フォルティシス→現皇帝の長子、東宮。ローザとイリスの異母兄。
エドアルド→東宮私邸の警備兵。反逆者の烙印を押され、東宮に逆らえない立場。
イリス→現皇帝の第2子で、ローザの唯一の同母姉。1年前に亜神となって東宮と敵対している。
ラフィン→イリスの執事。小さいころに世話をしていたローザとルーフスに甘い。
「……なるほど」
ラフィンはフォルティシスとルーフスを見比べてつぶやいた。
「兄君様がご用意なさったわけではなく、ぼっちゃまがご自分でいらしたと」
その顔には微笑みがあるが、フォルティシスを目に映す一瞬に、獲物を狩る獣のような鋭さがよぎるのが確かに見えた。ルーフスはぞっと身がこわばるのを抑えられなかった。
「やめてくれラフィン! この人、ローザの兄さんなんだ!」
こちらに視線を移したラフィンからは、その冷たい鋭さは消え失せている。
「ええ、ラフィンも存じておりますよ。今ごあいさつをしたところです。……で、ぼっちゃま」
ラフィンの目が、かすかに細くなった。
「ぼっちゃま。ラフィンは、おうちにお帰りなさいましと申しましたよ」
その、笑ったように見える口元のまま、目だけが真顔になっている表情に見覚えがあった。
「嬢ちゃまのお気持ちをくんでくださいましと、お願いしましたよ」
彼はじっとこちらを見つめている。ルーフスは過去と今とがぐらぐらと揺れ、混ざり合うような、奇妙な感覚にとらわれた。
「ラフィン、昔もそういう顔をしたな」
イリスだけでなく、ラフィンの外見もまた、ルーフスが6歳だった頃とまるで変わらない。
「もろいから危ないって言われてたのに、俺がこっそり二階の飾り窓に上ろうとしたときだ」
どうやって察知したのか、一階にいたはずのラフィンがすっ飛んできてとっつかまり、こんな顔で叱られた。
ぼっちゃまがおケガなさったら、ラフィン達はどれほど悲しいとお思いですか。
そうきびしく叱られたのを覚えている。
その時と同じ目だ。
……亜神だったとしても。あのころからずっとそうだったとしても。それでもラフィンは、昔も今も本当に変わってはいないんじゃないか。
「ラフィン、頼む、もう……」
「あーあ、ラフィン怒っちゃったわ。どうするのルーフス、知らないわよ」
笑うような歌うような声がした。
さあっと、なにかの粒子がそこに集まるように見えた。
柔らかくゆれる長い髪が、細くしなやかな体が、小さな赤い唇と大きな灰色の瞳が、その場に現れる。
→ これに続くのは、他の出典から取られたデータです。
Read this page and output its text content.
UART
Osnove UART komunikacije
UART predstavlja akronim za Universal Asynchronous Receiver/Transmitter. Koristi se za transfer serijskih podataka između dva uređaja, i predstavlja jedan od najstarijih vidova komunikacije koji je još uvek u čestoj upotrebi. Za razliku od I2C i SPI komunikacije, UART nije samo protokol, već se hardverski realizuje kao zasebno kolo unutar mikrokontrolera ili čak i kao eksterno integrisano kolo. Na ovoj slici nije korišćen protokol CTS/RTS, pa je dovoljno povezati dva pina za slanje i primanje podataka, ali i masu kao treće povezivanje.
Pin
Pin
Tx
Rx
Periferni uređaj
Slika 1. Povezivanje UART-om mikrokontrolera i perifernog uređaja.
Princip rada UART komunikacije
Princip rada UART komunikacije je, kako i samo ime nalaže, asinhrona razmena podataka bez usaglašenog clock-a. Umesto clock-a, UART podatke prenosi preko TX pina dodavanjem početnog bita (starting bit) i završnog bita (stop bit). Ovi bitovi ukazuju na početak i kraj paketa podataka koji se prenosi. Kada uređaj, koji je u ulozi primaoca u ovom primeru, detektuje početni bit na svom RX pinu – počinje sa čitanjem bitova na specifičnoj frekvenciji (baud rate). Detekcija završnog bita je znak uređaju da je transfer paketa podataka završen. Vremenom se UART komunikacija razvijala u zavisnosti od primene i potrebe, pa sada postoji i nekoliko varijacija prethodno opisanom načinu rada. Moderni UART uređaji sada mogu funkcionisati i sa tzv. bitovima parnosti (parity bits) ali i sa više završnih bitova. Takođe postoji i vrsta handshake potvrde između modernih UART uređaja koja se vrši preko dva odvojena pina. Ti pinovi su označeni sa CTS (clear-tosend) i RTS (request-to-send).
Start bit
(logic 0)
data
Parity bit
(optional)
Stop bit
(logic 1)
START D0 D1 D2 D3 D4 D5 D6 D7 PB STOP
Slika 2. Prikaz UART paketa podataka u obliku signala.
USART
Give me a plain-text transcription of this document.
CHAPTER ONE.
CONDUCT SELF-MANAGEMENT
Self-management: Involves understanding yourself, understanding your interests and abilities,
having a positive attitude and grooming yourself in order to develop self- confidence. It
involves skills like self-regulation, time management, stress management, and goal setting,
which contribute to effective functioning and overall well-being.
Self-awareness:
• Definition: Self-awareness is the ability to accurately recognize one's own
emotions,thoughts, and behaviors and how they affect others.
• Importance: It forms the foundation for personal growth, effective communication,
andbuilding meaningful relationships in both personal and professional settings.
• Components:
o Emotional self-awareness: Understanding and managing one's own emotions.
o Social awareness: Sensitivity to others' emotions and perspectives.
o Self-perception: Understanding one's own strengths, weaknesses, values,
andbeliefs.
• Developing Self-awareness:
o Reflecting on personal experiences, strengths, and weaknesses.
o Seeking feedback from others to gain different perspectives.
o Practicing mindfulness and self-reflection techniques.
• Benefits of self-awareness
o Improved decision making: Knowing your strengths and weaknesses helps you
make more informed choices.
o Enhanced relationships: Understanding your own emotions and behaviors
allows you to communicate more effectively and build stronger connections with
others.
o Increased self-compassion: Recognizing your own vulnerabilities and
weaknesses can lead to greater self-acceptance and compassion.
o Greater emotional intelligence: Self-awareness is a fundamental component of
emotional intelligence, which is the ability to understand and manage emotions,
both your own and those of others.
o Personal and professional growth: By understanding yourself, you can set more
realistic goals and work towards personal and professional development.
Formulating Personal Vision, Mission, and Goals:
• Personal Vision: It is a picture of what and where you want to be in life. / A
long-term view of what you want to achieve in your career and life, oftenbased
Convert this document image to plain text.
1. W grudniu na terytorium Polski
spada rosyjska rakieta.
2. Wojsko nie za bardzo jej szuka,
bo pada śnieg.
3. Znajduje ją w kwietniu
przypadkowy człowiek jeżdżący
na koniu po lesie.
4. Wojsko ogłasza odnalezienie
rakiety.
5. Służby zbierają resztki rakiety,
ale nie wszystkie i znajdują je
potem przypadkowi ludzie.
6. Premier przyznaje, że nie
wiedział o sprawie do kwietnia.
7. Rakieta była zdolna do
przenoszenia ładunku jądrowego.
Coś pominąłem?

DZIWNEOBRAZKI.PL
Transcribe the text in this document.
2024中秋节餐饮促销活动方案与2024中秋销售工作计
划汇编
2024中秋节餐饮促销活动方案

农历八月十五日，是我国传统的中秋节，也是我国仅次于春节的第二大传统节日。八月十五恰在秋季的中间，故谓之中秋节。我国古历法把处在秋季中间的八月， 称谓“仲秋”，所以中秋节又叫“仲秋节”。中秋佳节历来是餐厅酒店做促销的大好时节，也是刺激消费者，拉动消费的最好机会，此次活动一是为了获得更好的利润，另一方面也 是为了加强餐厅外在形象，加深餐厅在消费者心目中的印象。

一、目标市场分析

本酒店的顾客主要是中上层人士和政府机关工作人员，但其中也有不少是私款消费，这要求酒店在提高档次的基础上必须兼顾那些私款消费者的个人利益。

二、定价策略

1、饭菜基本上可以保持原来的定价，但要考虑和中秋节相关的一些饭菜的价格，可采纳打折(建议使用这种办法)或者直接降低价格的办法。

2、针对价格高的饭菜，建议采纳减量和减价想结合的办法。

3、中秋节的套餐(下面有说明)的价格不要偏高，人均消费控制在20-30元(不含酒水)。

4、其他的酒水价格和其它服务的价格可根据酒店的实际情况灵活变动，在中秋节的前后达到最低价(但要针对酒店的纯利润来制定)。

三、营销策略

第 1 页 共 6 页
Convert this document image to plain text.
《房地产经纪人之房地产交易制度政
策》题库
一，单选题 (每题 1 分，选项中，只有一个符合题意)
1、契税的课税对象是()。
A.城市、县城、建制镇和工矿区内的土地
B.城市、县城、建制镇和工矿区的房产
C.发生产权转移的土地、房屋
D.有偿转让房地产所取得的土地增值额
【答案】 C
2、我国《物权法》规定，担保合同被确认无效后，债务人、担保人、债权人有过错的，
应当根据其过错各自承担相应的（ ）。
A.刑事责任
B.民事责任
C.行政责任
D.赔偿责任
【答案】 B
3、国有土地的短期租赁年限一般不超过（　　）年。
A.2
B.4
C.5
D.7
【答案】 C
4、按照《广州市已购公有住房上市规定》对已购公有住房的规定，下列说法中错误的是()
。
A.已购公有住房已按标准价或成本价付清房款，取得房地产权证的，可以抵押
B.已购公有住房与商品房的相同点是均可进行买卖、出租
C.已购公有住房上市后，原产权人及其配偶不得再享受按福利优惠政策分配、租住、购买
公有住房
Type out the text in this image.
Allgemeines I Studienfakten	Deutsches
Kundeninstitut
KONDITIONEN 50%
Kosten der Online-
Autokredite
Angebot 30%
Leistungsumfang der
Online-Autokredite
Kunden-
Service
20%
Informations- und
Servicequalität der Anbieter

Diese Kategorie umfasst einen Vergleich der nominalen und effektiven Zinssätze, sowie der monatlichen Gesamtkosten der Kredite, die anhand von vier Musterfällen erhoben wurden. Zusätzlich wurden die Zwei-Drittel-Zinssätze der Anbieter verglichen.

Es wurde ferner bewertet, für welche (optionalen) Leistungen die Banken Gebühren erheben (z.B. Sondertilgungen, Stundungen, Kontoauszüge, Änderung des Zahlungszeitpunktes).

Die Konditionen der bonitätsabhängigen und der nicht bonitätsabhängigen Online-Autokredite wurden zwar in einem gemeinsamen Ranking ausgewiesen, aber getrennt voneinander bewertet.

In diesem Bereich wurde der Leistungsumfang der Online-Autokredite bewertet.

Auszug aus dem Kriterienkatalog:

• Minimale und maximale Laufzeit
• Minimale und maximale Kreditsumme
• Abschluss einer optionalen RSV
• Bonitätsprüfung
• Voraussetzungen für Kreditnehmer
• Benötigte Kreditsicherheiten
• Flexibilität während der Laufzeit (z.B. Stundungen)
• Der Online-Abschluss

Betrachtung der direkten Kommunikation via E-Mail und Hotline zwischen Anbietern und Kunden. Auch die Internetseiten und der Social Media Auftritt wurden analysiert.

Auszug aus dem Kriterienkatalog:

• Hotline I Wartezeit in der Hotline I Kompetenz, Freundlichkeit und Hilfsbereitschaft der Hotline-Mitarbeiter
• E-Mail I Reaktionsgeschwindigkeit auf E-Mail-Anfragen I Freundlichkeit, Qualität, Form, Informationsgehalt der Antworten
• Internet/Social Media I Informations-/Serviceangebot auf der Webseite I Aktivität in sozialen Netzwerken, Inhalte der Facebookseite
霧の中から姿を現すように、イリスがその場に立っていた。
「イリス……!」
反射的に思い出されたのは、血を吹き上げて倒れる騎士たちの姿だった。煙のにおいのする林の中で見た、あの無残な赤黒い肉塊。血の気が引いたルーフスの表情を、イリスは誤解したようだった。
「ふふっ、冗談よ、そんな顔しないで。
ラフィンはあなたたちに甘いもの。ちゃんと謝ればすぐ許してくれるわよ」
「姫様、わたくしも怒るときは怒るのですよ」
笑顔に戻ったラフィンが抗議するのを、イリスは明るい笑い声で受ける。
「そうかしら。ルーフスが泣いちゃったら、すぐにでもてのひらを返すんじゃない?」
ひとしきり笑い、そしてその視線を移した。
「久しぶりね、兄さん」
「……たいして久しぶりでもないな。1年か」
東宮はいつの間にか、いまだうずくまったままの警備兵の横まで移動していた。符をかかげて彼のケガを治していたようだ。光を放ち続ける符をエドアルドの方に放り投げ、イリスを見返した。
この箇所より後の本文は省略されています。